- Born: 24 April 1922 British India
- Died: 4 April 2025 (aged 102) Cornwall, England
- Known for: Second World War veteran

= Kate Orchard =

British Second World War veteran (1922–2025)

Kate Orchard (24 April 1922 – 4 April 2025) was a British veteran and campaigner. She served in the Second World War and later in life was a fundraiser for military charities.

== Biography ==
Kate Orchard was born on 24 April 1922, into a large Anglo-Indian family as one of 13 children. She spent much of her childhood attending boarding schools in India as her father worked in the railways. Orchard joined the Women's Auxiliary Corps in India in 1942 and worked alongside both the Royal Air Force (RAF) and the Indian Air Force. Her work involved being a plotter which meant working on 24-hour watches, plotting aircraft targets and sending signals via air warning systems.

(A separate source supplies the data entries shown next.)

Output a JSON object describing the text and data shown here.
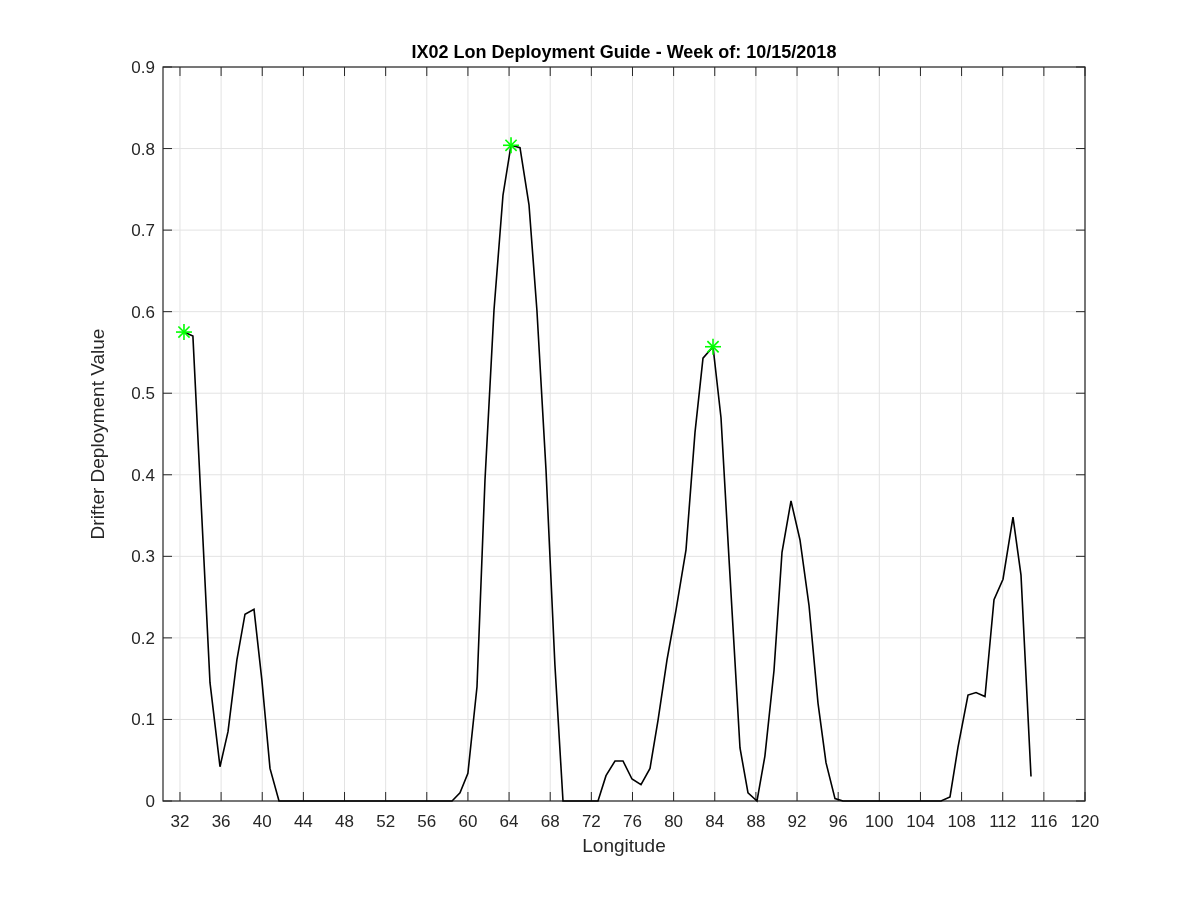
{
  "figure": {
    "chart_data": {
      "type": "line",
      "title": "IX02 Lon Deployment Guide - Week of: 10/15/2018",
      "xlabel": "Longitude",
      "ylabel": "Drifter Deployment Value",
      "x": [
        32.39,
        33.26,
        34.92,
        35.89,
        36.67,
        37.54,
        38.32,
        39.2,
        39.97,
        40.75,
        41.63,
        58.45,
        59.23,
        60.0,
        60.88,
        61.66,
        62.53,
        63.41,
        64.19,
        65.06,
        65.94,
        66.71,
        67.59,
        68.46,
        69.24,
        72.65,
        73.42,
        74.3,
        75.08,
        75.95,
        76.83,
        77.7,
        78.48,
        79.36,
        80.23,
        81.2,
        82.08,
        82.86,
        83.83,
        84.61,
        85.39,
        86.45,
        87.23,
        88.11,
        88.88,
        89.76,
        90.54,
        91.41,
        92.29,
        93.16,
        94.04,
        94.82,
        95.69,
        96.47,
        106.0,
        106.87,
        107.65,
        108.62,
        109.4,
        110.28,
        111.15,
        112.03,
        113.0,
        113.78,
        114.75
      ],
      "series": [
        {
          "color": "#000000",
          "marker": "none",
          "values": [
            0.575,
            0.57,
            0.145,
            0.042,
            0.085,
            0.173,
            0.229,
            0.235,
            0.148,
            0.04,
            0,
            0,
            0.01,
            0.034,
            0.14,
            0.394,
            0.602,
            0.743,
            0.804,
            0.801,
            0.731,
            0.602,
            0.406,
            0.167,
            0,
            0,
            0.031,
            0.049,
            0.049,
            0.027,
            0.02,
            0.04,
            0.099,
            0.173,
            0.234,
            0.308,
            0.452,
            0.543,
            0.557,
            0.47,
            0.295,
            0.065,
            0.01,
            0,
            0.055,
            0.16,
            0.305,
            0.368,
            0.32,
            0.24,
            0.12,
            0.047,
            0.003,
            0,
            0,
            0.005,
            0.066,
            0.13,
            0.133,
            0.128,
            0.247,
            0.272,
            0.348,
            0.277,
            0.03
          ]
        },
        {
          "color": "#00ff00",
          "marker": "cross",
          "values": [
            0.575,
            null,
            null,
            null,
            null,
            null,
            null,
            null,
            null,
            null,
            null,
            null,
            null,
            null,
            null,
            null,
            null,
            null,
            0.804,
            null,
            null,
            null,
            null,
            null,
            null,
            null,
            null,
            null,
            null,
            null,
            null,
            null,
            null,
            null,
            null,
            null,
            null,
            null,
            0.557,
            null,
            null,
            null,
            null,
            null,
            null,
            null,
            null,
            null,
            null,
            null,
            null,
            null,
            null,
            null,
            null,
            null,
            null,
            null,
            null,
            null,
            null,
            null,
            null,
            null,
            null
          ]
        }
      ],
      "grid": true,
      "xlim": [
        30.35,
        120
      ],
      "ylim": [
        0,
        0.9
      ],
      "xticks": [
        32,
        36,
        40,
        44,
        48,
        52,
        56,
        60,
        64,
        68,
        72,
        76,
        80,
        84,
        88,
        92,
        96,
        100,
        104,
        108,
        112,
        116,
        120
      ],
      "yticks": [
        0,
        0.1,
        0.2,
        0.3,
        0.4,
        0.5,
        0.6,
        0.7,
        0.8,
        0.9
      ]
    }
  }
}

She rose to the rank of warrant officer first class and became a trainer of new plotters. She also met her husband Bill during the war. He was serving in India with the Royal Artillery before he was sent to Burma. The couple married in 1944, and following the war in 1946, the couple moved to his home in Cornwall, which was her first time visiting England.

Later in life, she resided in Camborne. In 2013, she was featured in a special exhibition in London. In 2020, she was invited to attend the recent annual Battle of Britain Sunday service, at Westminster Abbey. In April 2022, she took to the skies in a glider aged 99 to raise money for Help for Heroes. The plane took off from RNAS Culdrose in Helston. One week later she turned 100. She received a bottle of Royal Champagne from the King to mark her 100th birthday. As a charity fundraiser she sold poppies to raise money for the Royal British Legion. In 2023, she became the oldest person in Britain to fly on stage after being nominated by her granddaughter Kyra to be lifted by the wires at the Cornwall Playhouse.

A great-grandmother, Orchard was a regular churchgoer and ran a Scrabble club for more than 15 years.

Orchard died in Cornwall on 4 April 2025, at the age of 102.